Working to Combat Infant Mortality in the Third World, North America Falls Behind
It’s a tragic reality that has gone overlooked in some of the world’s poorest regions. A limited medical infrastructure and lack of education ensuring that many of the world’s children don’t make it to their fifth birthday. According to UNICEF, about 9.7 million children died in 2006 before their fifth birthday, 4/5 of those deaths occurring in sub-Saharan Africa and Southeast Asia. Now the western world is looking to change these trends while their own infant mortality rates rise.
Several factors contribute to these troubling statistics, most notably hunger, which has a hand in the death of one child every five seconds. But sub-Saharan Africa and Southeast Asia, the most at-risk regions in infant mortality, also suffer from sparse resources when it comes to childbirth. It’s one of the main reasons Sierra Leone’s infant mortality rate is 160.3 deaths per 1000 live births, among the planet’s worst rates.
A number of education campaigns have sought to help mothers in these regions learn how to improve their newborn’s health. This past month saw World Breastfeeding Week, an innovative program from the World Health Organization. The program looked to educate at-risk mothers about the benefits of breastfeeding, especially now that scientists have discovered that mothers who breastfeed are less likely to transmit HIV to their babies than those who used formula. Another organization, World Neighbors, send American doctors to the third world to educate locals about proper birthing techniques.

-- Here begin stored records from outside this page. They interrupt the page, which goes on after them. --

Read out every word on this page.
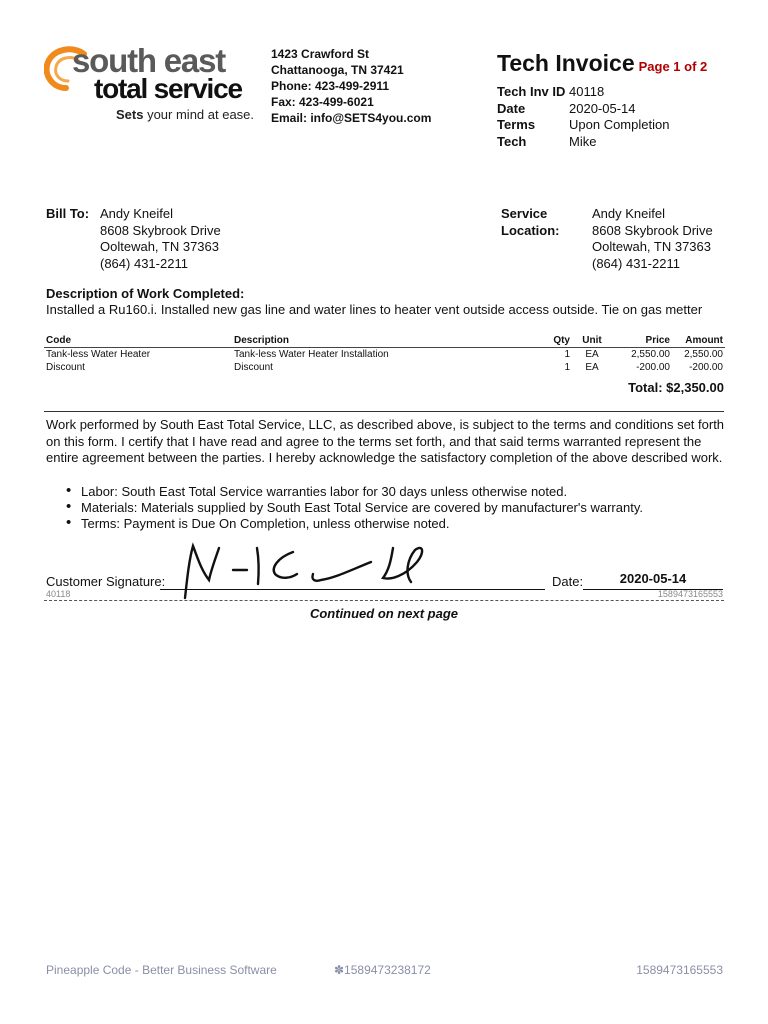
south east
total service
Sets your mind at ease.
1423 Crawford St
Chattanooga, TN 37421
Phone: 423-499-2911
Fax: 423-499-6021
Email: info@SETS4you.com
Tech Invoice Page 1 of 2
Tech Inv ID 40118
Date	2020-05-14
Terms	Upon Completion
Tech	Mike
Bill To: Andy Kneifel
8608 Skybrook Drive
Ooltewah, TN 37363
(864) 431-2211
Service
Location:
Andy Kneifel
8608 Skybrook Drive
Ooltewah, TN 37363
(864) 431-2211
Description of Work Completed:
Installed a Ru160.i. Installed new gas line and water lines to heater vent outside access outside. Tie on gas metter
Code	Description	Qty	Unit	Price	Amount
Tank-less Water Heater	Tank-less Water Heater Installation	1	EA	2,550.00	2,550.00
Discount	Discount	1	EA	-200.00	-200.00
Total: $2,350.00
Work performed by South East Total Service, LLC, as described above, is subject to the terms and conditions set forth on this form. I certify that I have read and agree to the terms set forth, and that said terms warranted represent the entire agreement between the parties. I hereby acknowledge the satisfactory completion of the above described work.
• Labor: South East Total Service warranties labor for 30 days unless otherwise noted.
• Materials: Materials supplied by South East Total Service are covered by manufacturer's warranty.
• Terms: Payment is Due On Completion, unless otherwise noted.
Customer Signature:	Date:	2020-05-14
40118	1589473165553
Continued on next page
Pineapple Code - Better Business Software	✽1589473238172	1589473165553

New technologies are also contributing to the fight against Third-World infant mortality. The Bill and Melinda Gates Foundation has partnered with the World Bank and a British fertilizer manufacturer to address zinc deficiency among children, particularly in Africa, South America, and Asia. Stanford’s d.school has recently designed the Embrace, a no-frills $25 baby incubator that uses materials that can be heated in boiling water. This affordable incubator alternative could potentially help prolong the lives of infants across the globe.
But while the Western world has worked to address this problem around the world, they’ve neglected the very same problem at home. In Canada, UNICEF has expressed concerns about the infant mortality rate in certain indigenous Inuit communities reaching third-world levels. Perhaps most shocking has been recent trends in American infant mortality. Statistics last summer showed that, of the world’s wealthiest nations, the United States had the highest mortality rate, with North Memphis having a rate worse than many third-world countries. Now that we’ve established the kind of technology and education needed to address the problem, perhaps it’s time for westerners to look in their own backyard.